Coinciden, últimos días en la cartelera, dos maneras opuestas de afrontar la vejez, decrepitud, degeneración. Una tragedia existencial frente a una comedia existencialista. La idea del cine como pretexto, y del cine como fin. Un enloquecido auto homenaje por haber finalizado la película más tortuosa de la historia, frente a una autenticidad refulgente en envase pequeño. Son El hombre que mató a Don Quijote, y Lucky.
Lucky es un anciano veterano de la segunda guerra mundial que se ha hecho un hueco en su pequeñísimo ecosistema rural y en los afectos de sus habitantes. Sus rutinas diarias se ven quebradas una mañana cualquiera, con una anodina lipotimia después del yoga. Sentado junto a su médico de cabecera, la certeza de la mortalidad cae en él como una losa. Frente a la búsqueda (fracasada) de la inmortalidad quijotesca, Lucky se ve obligado a convivir con los sinsabores de la condición humana. En su película autobiográfica, Terry Gilliam dibuja a un anónimo zapatero que se convierte en Don Quijote por exigencias del guion y que termina poseído por su personaje igual que Bela Lugosi. Explotado turísticamente durante diez años y confinado en una caravana, consigue a un renuente escudero en forma de director de cine muy snob. Este doble tirabuzón con mortal hacia atrás impone una excesiva distancia, no solo con el original literario, inalcanzable, sino con el mismo espectador, que no llega nunca a identificar a los dos como la gran pareja de hecho que fueron para las letras. La primera "Buddy movie" de la historia. Cada vez que el vaquero enfurruñado de Harry Dean Stanton, en un testamento cinematográfico que querría cualquiera, entra en su bar, en su tienda, o recorre su calle, la cercanía es irremediable. Y es inevitable la conexión emocional, eso tan importante para atar a un espectador a la butaca. Acostumbrados como estamos a los villanos, los cínicos, los sociópatas y los trastornados/traumatizados varios, puestos en valor protagónico por la narrativa contemporánea, Lucky nos remite a esos caracteres galdosianos hechos como la repostería, con cariño. A lo largo de más de dos horas de metraje, ninguna sentencia es digna de mención en El hombre que mató a Don Quijote. La película de David Carrol Lynch no está manca de ellas. La eterna discusión, perdida de antemano, de un nonagenario ateo, folclórico rasgo en el Medio Oeste, con los paisanos que le respetan pero no le entienden. Los reproches a un amigo que ha perdido a su estrafalario compañero de vida. La conmovedora fiesta mexicana. Todo condensado en una frase: "Alone is not lonely". Tremenda verdad.
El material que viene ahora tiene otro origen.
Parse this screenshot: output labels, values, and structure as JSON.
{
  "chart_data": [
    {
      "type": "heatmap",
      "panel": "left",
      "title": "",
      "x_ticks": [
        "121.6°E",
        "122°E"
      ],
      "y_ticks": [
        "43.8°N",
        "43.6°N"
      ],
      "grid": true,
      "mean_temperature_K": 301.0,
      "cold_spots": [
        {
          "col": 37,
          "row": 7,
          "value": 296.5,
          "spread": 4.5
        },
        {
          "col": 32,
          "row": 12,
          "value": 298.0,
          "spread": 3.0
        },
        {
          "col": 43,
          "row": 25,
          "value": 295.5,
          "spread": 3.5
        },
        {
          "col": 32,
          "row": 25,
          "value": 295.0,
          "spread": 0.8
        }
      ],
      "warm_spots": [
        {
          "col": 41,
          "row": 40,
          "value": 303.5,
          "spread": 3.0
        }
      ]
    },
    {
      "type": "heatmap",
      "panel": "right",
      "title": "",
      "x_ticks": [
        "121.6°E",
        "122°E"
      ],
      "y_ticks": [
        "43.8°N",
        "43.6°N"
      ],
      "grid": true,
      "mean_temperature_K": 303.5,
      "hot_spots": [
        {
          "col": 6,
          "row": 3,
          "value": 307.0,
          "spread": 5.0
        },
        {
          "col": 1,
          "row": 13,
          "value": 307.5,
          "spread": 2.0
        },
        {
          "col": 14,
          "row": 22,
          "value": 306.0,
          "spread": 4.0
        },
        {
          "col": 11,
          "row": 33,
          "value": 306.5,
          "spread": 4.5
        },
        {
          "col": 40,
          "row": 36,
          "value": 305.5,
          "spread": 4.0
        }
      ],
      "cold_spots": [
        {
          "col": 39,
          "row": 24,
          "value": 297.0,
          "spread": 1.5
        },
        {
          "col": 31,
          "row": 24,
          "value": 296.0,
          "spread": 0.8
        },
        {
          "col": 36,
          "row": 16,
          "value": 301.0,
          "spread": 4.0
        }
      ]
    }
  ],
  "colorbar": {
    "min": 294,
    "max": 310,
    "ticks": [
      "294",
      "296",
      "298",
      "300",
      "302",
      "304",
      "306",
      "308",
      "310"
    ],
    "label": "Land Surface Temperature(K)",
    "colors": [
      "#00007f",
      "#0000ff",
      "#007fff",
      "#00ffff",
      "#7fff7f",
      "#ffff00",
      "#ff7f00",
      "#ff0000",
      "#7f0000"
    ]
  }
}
El existencialismo ateo, el bueno, ya nos dijo que fuimos arrojados al mundo, y que a partir de ahí, era nuestra tarea bregar con las circunstancias, y con la muy pesada carga de la libertad individual. Elegir es incómodo y sobrellevar la presión de lo ajeno más. La existencia es caos y paradoja, y ahí los fuegos artificiales de Gilliam sí que lucen. Mantenerse fiel a sí mismo en medio de desorden y de las veletas es algo que dominan el caballero de La Mancha y el cowboy. Crepusculares ambos, intentan burlar a la Parca con los medios que tienen a su alcance. Un vitalismo dispar pero complementario. El ex zapatero transmutado en hidalgo necesita sentir literalmente los golpetazos de la vida. El vaquero busca la confrontación dialéctica y se aleja del deterioro cognitivo siguiendo los concursos de la tele. Carece de una Dulcinea pero no de las camareras del diner donde va a tomar café cada mañana. Hay que escoger. David Lynch ya lo ha hecho.